Я спустился в трапезную – никого. Только паломники спали в углу возле печки, свернувшись калачиками на подстилках
***
Звезды ярко горели в чистом утреннем небе. У горизонта белесой полосой отметилась хвостатая комета, словно художник по темно-синему фону мазнул случайно кистью с белой краской. Двое паломников в черных длинных зипунах, с котомками за плечами крестились и шептали молитву. Один из них, как бы невзначай, обратился к нам, указывая на комету:
– Знак божий на небе. Ох, беде быть. Ох, к погибели.
– Чего раскаркался? – рыкнул на него Степан. – К беде, к погибели. Ну-ка пошел своей дорогой. Без тебя тошно.
– Вот, не веришь, мил человек, а я то знаю…
– Топай, – повысил голос Степан. – Протяну сейчас тебя кнутом по хребту – будет тебе погибель. Гадатель нашелся. Знает он…

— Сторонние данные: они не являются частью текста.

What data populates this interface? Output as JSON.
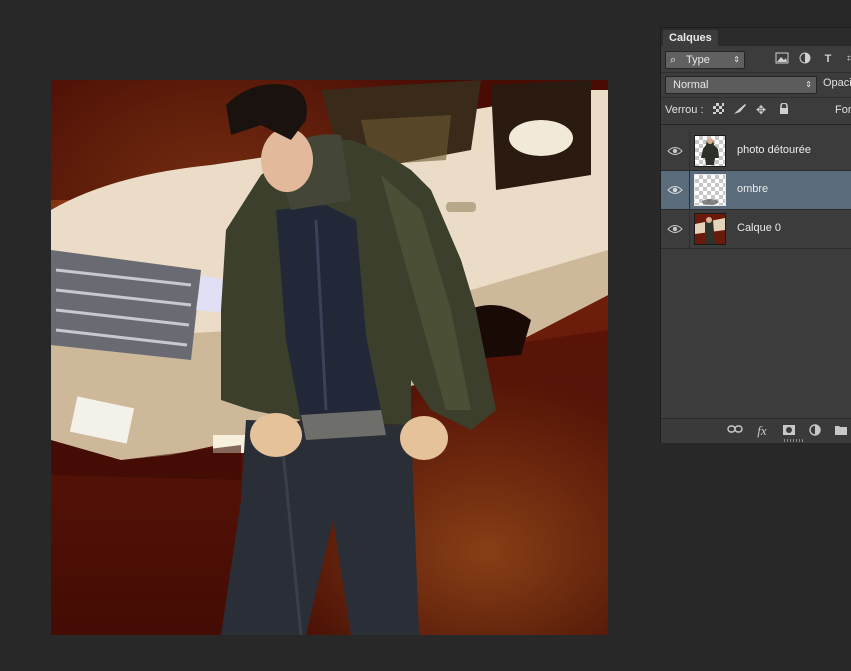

– Оставь его, – попросил отец. Протянул паломнику золотой червонец. – Помолись за нас и за Отечество.
– Благодарствую! – скинули божьи люди свои суконные шапки и кланялись в пояс.
– Ух, бездельники, – проворчал Степан, сплюнул и тронул коней.
– И вправду, комета к беде? – спросил я, кутаясь в пальто.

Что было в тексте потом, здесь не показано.